Hi, I am trying to train an efficientvit model from the github repository at https://github.com/mit-han-lab/efficientvit.git. I cloned the repository and pip installed all the necessary modules and imported them. Then I ran this command to start train the model, as described in the project's TRAINING.md:
After submit this command, I saw "Waiting for the current execution to complete", and not other output, for the next 4 hours. Then I went to bed and next morning the runtime appears to have terminated.
Typically, as training progresses, status info is printed out. But I didn't see anything printed out. I also don't know what is the result of the training run. What can I do to rectify this? Any help is appreciated.

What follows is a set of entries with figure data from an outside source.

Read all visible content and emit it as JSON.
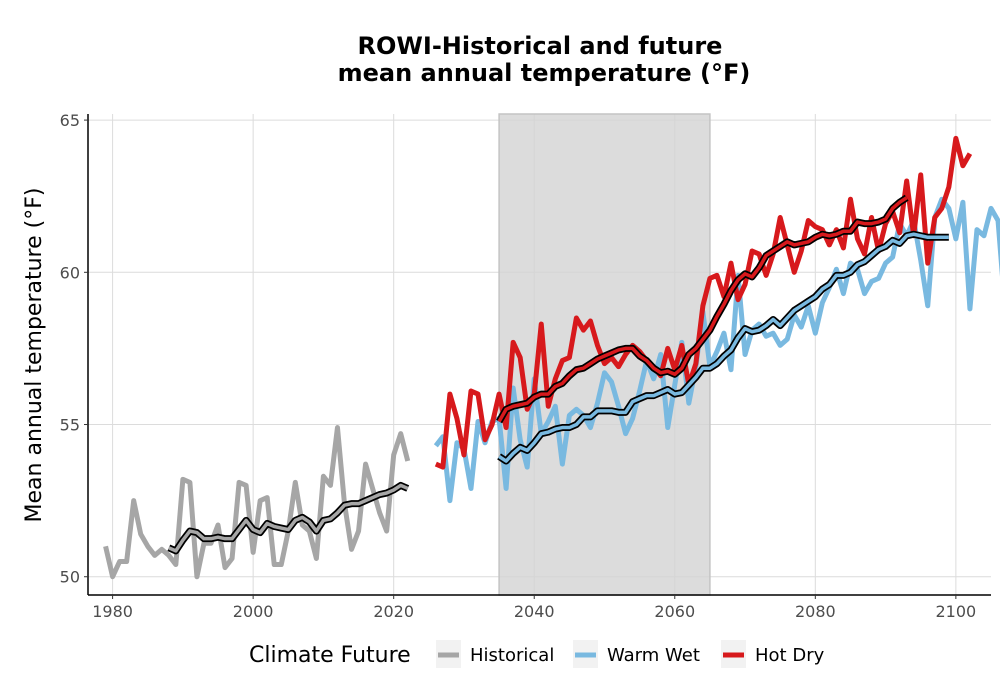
{
  "chart_data": {
    "type": "line",
    "title_line1": "ROWI-Historical and future",
    "title_line2": "mean annual temperature (°F)",
    "xlabel": "",
    "ylabel": "Mean annual temperature (°F)",
    "xlim": [
      1976.5,
      2105
    ],
    "ylim": [
      49.4,
      65.2
    ],
    "x_ticks": [
      1980,
      2000,
      2020,
      2040,
      2060,
      2080,
      2100
    ],
    "y_ticks": [
      50,
      55,
      60,
      65
    ],
    "shaded_period": [
      2035,
      2065
    ],
    "grid": true,
    "legend_title": "Climate Future",
    "legend_position": "bottom",
    "series": [
      {
        "name": "Historical",
        "color": "#a6a6a6",
        "x_start": 1979,
        "values": [
          51.0,
          50.0,
          50.5,
          50.5,
          52.5,
          51.4,
          51.0,
          50.7,
          50.9,
          50.7,
          50.4,
          53.2,
          53.1,
          50.0,
          51.1,
          51.1,
          51.7,
          50.3,
          50.6,
          53.1,
          53.0,
          50.8,
          52.5,
          52.6,
          50.4,
          50.4,
          51.5,
          53.1,
          51.7,
          51.5,
          50.6,
          53.3,
          53.0,
          54.9,
          52.4,
          50.9,
          51.5,
          53.7,
          52.9,
          52.1,
          51.5,
          54.0,
          54.7,
          53.8
        ]
      },
      {
        "name": "Historical rolling mean",
        "color": "#a6a6a6",
        "x_start": 1988,
        "values": [
          50.95,
          50.85,
          51.2,
          51.5,
          51.45,
          51.25,
          51.25,
          51.3,
          51.25,
          51.25,
          51.55,
          51.85,
          51.55,
          51.45,
          51.75,
          51.65,
          51.6,
          51.55,
          51.85,
          51.95,
          51.8,
          51.5,
          51.85,
          51.9,
          52.1,
          52.35,
          52.4,
          52.4,
          52.5,
          52.6,
          52.7,
          52.75,
          52.85,
          53.0,
          52.9
        ]
      },
      {
        "name": "Warm Wet",
        "color": "#79b9e0",
        "x_start": 2026,
        "values": [
          54.3,
          54.6,
          52.5,
          54.4,
          54.2,
          52.9,
          55.1,
          54.4,
          55.1,
          55.2,
          52.9,
          56.2,
          54.5,
          53.6,
          56.5,
          54.7,
          55.1,
          55.6,
          53.7,
          55.3,
          55.5,
          55.3,
          54.9,
          55.7,
          56.7,
          56.4,
          55.6,
          54.7,
          55.2,
          56.1,
          57.1,
          56.5,
          57.3,
          54.9,
          56.3,
          57.7,
          55.7,
          56.9,
          58.7,
          56.9,
          57.4,
          58.0,
          56.8,
          59.9,
          57.3,
          58.1,
          58.3,
          57.9,
          58.0,
          57.6,
          57.8,
          58.6,
          58.2,
          58.9,
          58.0,
          59.0,
          59.5,
          60.1,
          59.3,
          60.3,
          60.1,
          59.3,
          59.7,
          59.8,
          60.3,
          60.5,
          61.6,
          61.2,
          61.7,
          60.4,
          58.9,
          61.8,
          62.4,
          62.1,
          61.1,
          62.3,
          58.8,
          61.4,
          61.2,
          62.1,
          61.7,
          58.8,
          60.7,
          62.1,
          62.5
        ]
      },
      {
        "name": "Warm Wet rolling mean",
        "color": "#79b9e0",
        "x_start": 2035,
        "values": [
          53.95,
          53.8,
          54.05,
          54.25,
          54.15,
          54.4,
          54.7,
          54.75,
          54.85,
          54.9,
          54.9,
          55.0,
          55.25,
          55.25,
          55.45,
          55.45,
          55.45,
          55.4,
          55.4,
          55.75,
          55.85,
          55.95,
          55.95,
          56.05,
          56.15,
          56.0,
          56.05,
          56.3,
          56.55,
          56.85,
          56.85,
          57.0,
          57.25,
          57.45,
          57.85,
          58.15,
          58.05,
          58.1,
          58.25,
          58.45,
          58.25,
          58.5,
          58.75,
          58.9,
          59.05,
          59.2,
          59.45,
          59.6,
          59.9,
          59.9,
          60.0,
          60.25,
          60.35,
          60.55,
          60.75,
          60.85,
          61.05,
          60.95,
          61.2,
          61.25,
          61.2,
          61.15,
          61.15,
          61.15,
          61.15
        ]
      },
      {
        "name": "Hot Dry",
        "color": "#d7191c",
        "x_start": 2026,
        "values": [
          53.7,
          53.6,
          56.0,
          55.2,
          54.0,
          56.1,
          56.0,
          54.5,
          55.0,
          56.0,
          54.9,
          57.7,
          57.2,
          55.5,
          56.0,
          58.3,
          55.6,
          56.5,
          57.1,
          57.2,
          58.5,
          58.1,
          58.4,
          57.6,
          57.0,
          57.2,
          56.9,
          57.3,
          57.6,
          57.4,
          57.1,
          56.9,
          56.6,
          57.5,
          56.8,
          57.6,
          56.3,
          57.0,
          58.9,
          59.8,
          59.9,
          59.2,
          60.3,
          59.1,
          59.6,
          60.7,
          60.6,
          59.9,
          60.6,
          61.8,
          60.9,
          60.0,
          60.7,
          61.7,
          61.5,
          61.4,
          60.9,
          61.4,
          60.8,
          62.4,
          61.1,
          60.6,
          61.8,
          60.7,
          61.6,
          62.0,
          61.3,
          63.0,
          61.2,
          63.2,
          60.3,
          61.8,
          62.1,
          62.8,
          64.4,
          63.5,
          63.9
        ]
      },
      {
        "name": "Hot Dry rolling mean",
        "color": "#d7191c",
        "x_start": 2035,
        "values": [
          55.1,
          55.5,
          55.6,
          55.65,
          55.7,
          55.9,
          56.0,
          56.0,
          56.25,
          56.35,
          56.6,
          56.8,
          56.85,
          57.0,
          57.15,
          57.25,
          57.35,
          57.45,
          57.5,
          57.5,
          57.25,
          57.1,
          56.85,
          56.7,
          56.75,
          56.65,
          56.85,
          57.3,
          57.5,
          57.8,
          58.1,
          58.55,
          58.95,
          59.4,
          59.75,
          59.95,
          59.85,
          60.15,
          60.55,
          60.7,
          60.85,
          61.0,
          60.9,
          60.95,
          61.0,
          61.15,
          61.25,
          61.2,
          61.25,
          61.35,
          61.35,
          61.65,
          61.6,
          61.6,
          61.65,
          61.75,
          62.1,
          62.3,
          62.45
        ]
      }
    ]
  }
}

I believe the error only displays during runtime , you can try going to Cloud Logging and query the resource and narrow down the date for the instance happened.
I would suggest though your next attempts is to disable idle shutdown in runtime templates as this option is enabled by default:
All the runtime that will be created from this template will have no idle shutdown upon unticking this option.
i am having similar problem
i subscribed to Google Colab Pro+ to train a seq2seq with attention mechanism for the NLP project however after almost an hour the runtime changes to connecting---- and at the bottom the "the Waiting to finish the current execution" appears and I am frustrated as I am worried about losing the variables because almost right now I consumed a lot of my GPU units since the training was going on more than 6 hours.
so is there any problem for retaining the variables specially the training history variable?